The fund, the industry’s largest, wrote down the value of a “select” number of loans during the month, including the debt it extended to customer service software company Medallia, according to a letter to financial advisers reviewed by the FT.
The update also pointed to declines in the broader liquid loan market, which the fund invests in, as weighing on its overall performance in the period.
Investor scrutiny of the $2tn private credit market has intensified over the past year as returns have slid. Advances in AI have raised doubts over the long-term durability of enterprise software companies, many of which were bought up by private equity groups and financed by private credit loans.
That has sparked a surge in investor redemption demands from private credit funds that had been marketed to wealthy individuals. Blackstone earlier this month disclosed Bcred suffered $1.7bn of net outflows in the first quarter, as withdrawal requests jumped to 7.9 per cent of its assets.
Blackstone honoured all of the redemptions in the period, standing out from a handful of its peers who limited withdrawals as requests surpassed thresholds that allow managers to cap outflows. Funds managed by Morgan Stanley, Cliffwater and BlackRock’s HPS Investment Partners unit limited redemptions in the quarter.
“Slowing flows and rising redemption requests have been more of a market phenomenon than a Bcred specific phenomenon,” JPMorgan Chase analyst Kenneth Worthington said. He noted that “leading peers such as BlackRock, Blue Owl and Cliffwater” were “also citing significantly higher than historically typical redemption requests”.
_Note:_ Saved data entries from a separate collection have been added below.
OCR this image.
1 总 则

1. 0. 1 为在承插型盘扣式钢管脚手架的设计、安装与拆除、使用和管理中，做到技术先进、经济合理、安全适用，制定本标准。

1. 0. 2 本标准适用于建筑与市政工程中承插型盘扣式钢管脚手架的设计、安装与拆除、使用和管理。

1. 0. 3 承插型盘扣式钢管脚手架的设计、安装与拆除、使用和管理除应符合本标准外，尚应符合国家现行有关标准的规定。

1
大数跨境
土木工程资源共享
Bcred’s returns have slid since the Federal Reserve began cutting interest rates, with its total return falling to 6.4 per cent over the past year.
In a statement, Blackstone said the fund continued to “deliver strong performance for its investors, with a 9.5 per cent annualised total return since inception”.
The world’s largest private investment group said the 6.4 per cent total return over the past year represented a 2.5 percentage point premium to leveraged loans, a comparable benchmark for the industry.
In the note to financial advisers, Blackstone said its performance “underscores the potential benefits of private credit in volatile markets”.
Blackstone has been marking down the value of the loan it provided Medallia in 2022 for more than a year, and the update indicates it expects an ever-larger impairment on the deal. The 2022 buyout by Thoma Bravo has become a problem for a number of private credit groups as its business has struggled.
Medallia, which helps businesses survey their clients and track customer interactions, has not grown as rapidly as expected. Some lenders pointed to more intense competition from other software providers.
Blackstone most recently marked the loan at 78 cents on the dollar at the end of 2025, an update to investors earlier this month showed, down from 94 cents on the dollar in December 2024.
Orlando Bravo, the co-founder of private equity group Thoma Bravo, told CNBC earlier this week that the equity value of Medallia had been impaired for “a long time”.
“When we bought it, we way overestimated or extrapolated the very high rates of growth of that company into the future,” he said. “We made a mistake and that caused us to pay too much.”